It’s National Cooperative Month, a time to celebrate our cooperative business model as the best in the industry. Our co-ops were formed to bring equity to rural Americans who were being left out of the electricity movement. Back then, these members were excluded from an essential service because of where they lived.
Today, many disparities persist between rural and urban America. The same can be said for different ethnic and socioeconomic groups in our own communities. Co-ops have a role to play in each case. Now is the time to reflect on and re-examine our commitment to diversity, equity, and inclusion, how it correlates to our cooperative principles, and how we can improve the quality of life for our members and communities.
Open and voluntary membership is fundamental to the cooperative model. America’s electric cooperatives were built by and belong to the diverse communities and consumer-members we serve. Membership is open to everyone in our service territory, regardless of race, religion, age, disability, gender identity, language, political perspective, or socioeconomic status. We don’t exclude people.
We can demonstrate this principle further by actively seeking diverse partners, a diverse workforce, and diverse boards of directors and by embracing diverse member perspectives.
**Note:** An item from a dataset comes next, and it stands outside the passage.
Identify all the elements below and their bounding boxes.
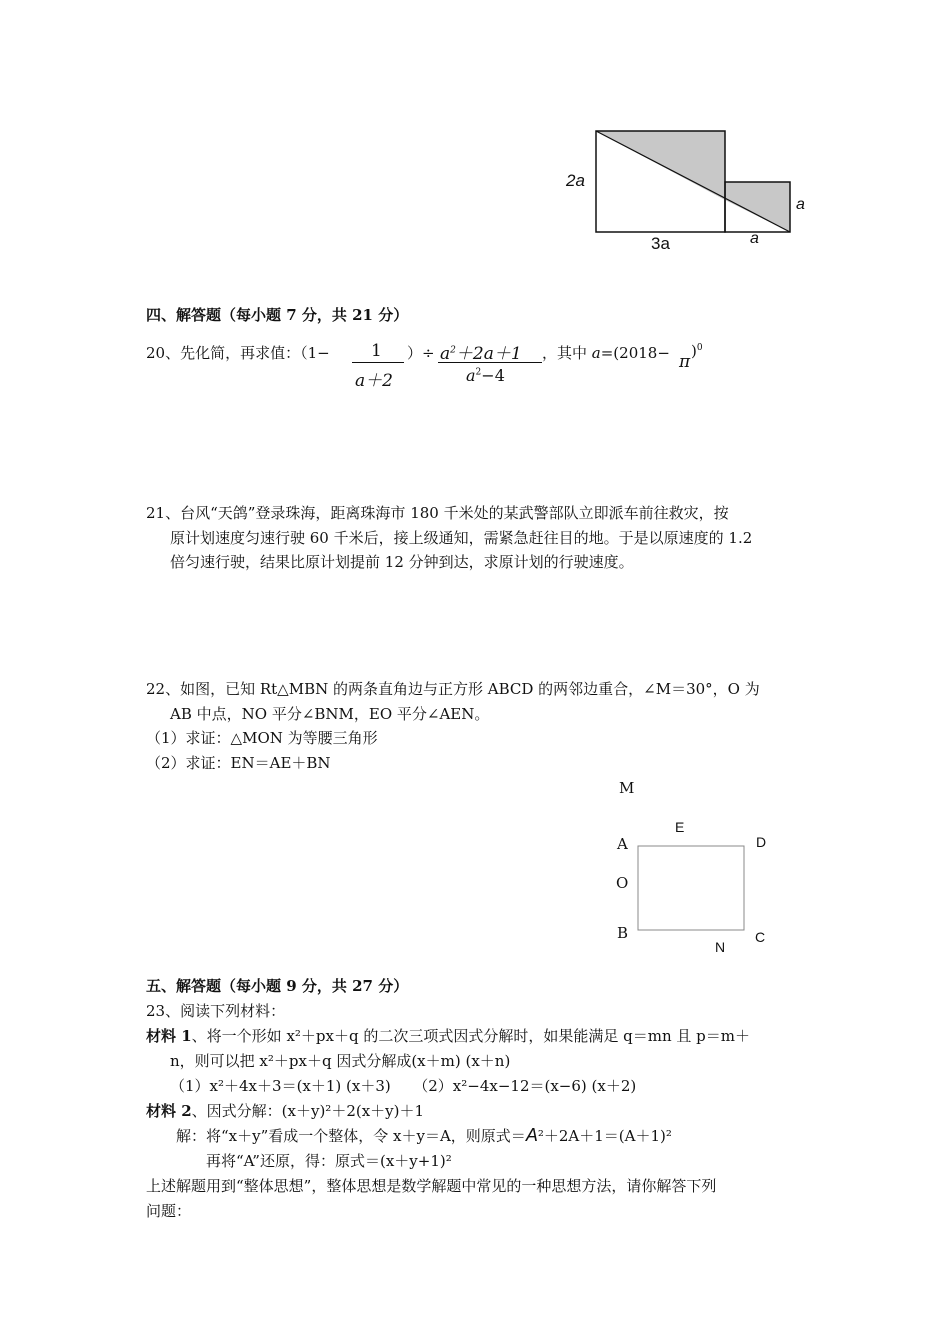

Members’ economic participation is also a core principle. When electric co-ops began, we relied on members’ equity to make it happen. For them, equity may represent their financial stake in the co-op. For us, it’s not just about dollars; it’s about opportunity for all. It’s about being fair and impartial when engaging with, and making decisions for, our members. Under our guiding principles, economic disadvantages do not divide our communities.
It is our role to lead the way to more equitable economic opportunities. That path encompasses efficiency programs, access to smart technologies and high-speed internet, and bringing people back to rural America. We cannot create programs and services only for those who can afford them. That’s why I’m proud of the work NRECA and our co-ops have done in Advancing Energy Access for All and through a new program to develop solar energy for low- and moderate-income consumers—initiatives that pay attention to those who often have the highest energy burdens and the least means to bear them.
Democratic member control remains the bedrock of cooperatives. This principle, more than any other, sets us apart and makes us unique. Each member gets a voice and a vote in how their co-op is run. Each voice—and vote—is equal. We must find ways to include all members in the democratic process, promoting the understanding that each member’s voice deserves to be represented by those who’ve earned a seat at the decision-making table.
We know from experience that providing fair access to services for all people makes a tremendous difference in the quality of life in our communities. As our industry rapidly transforms, we must continue to lead the way to ensure that all of our consumer-members are a part of the transformation.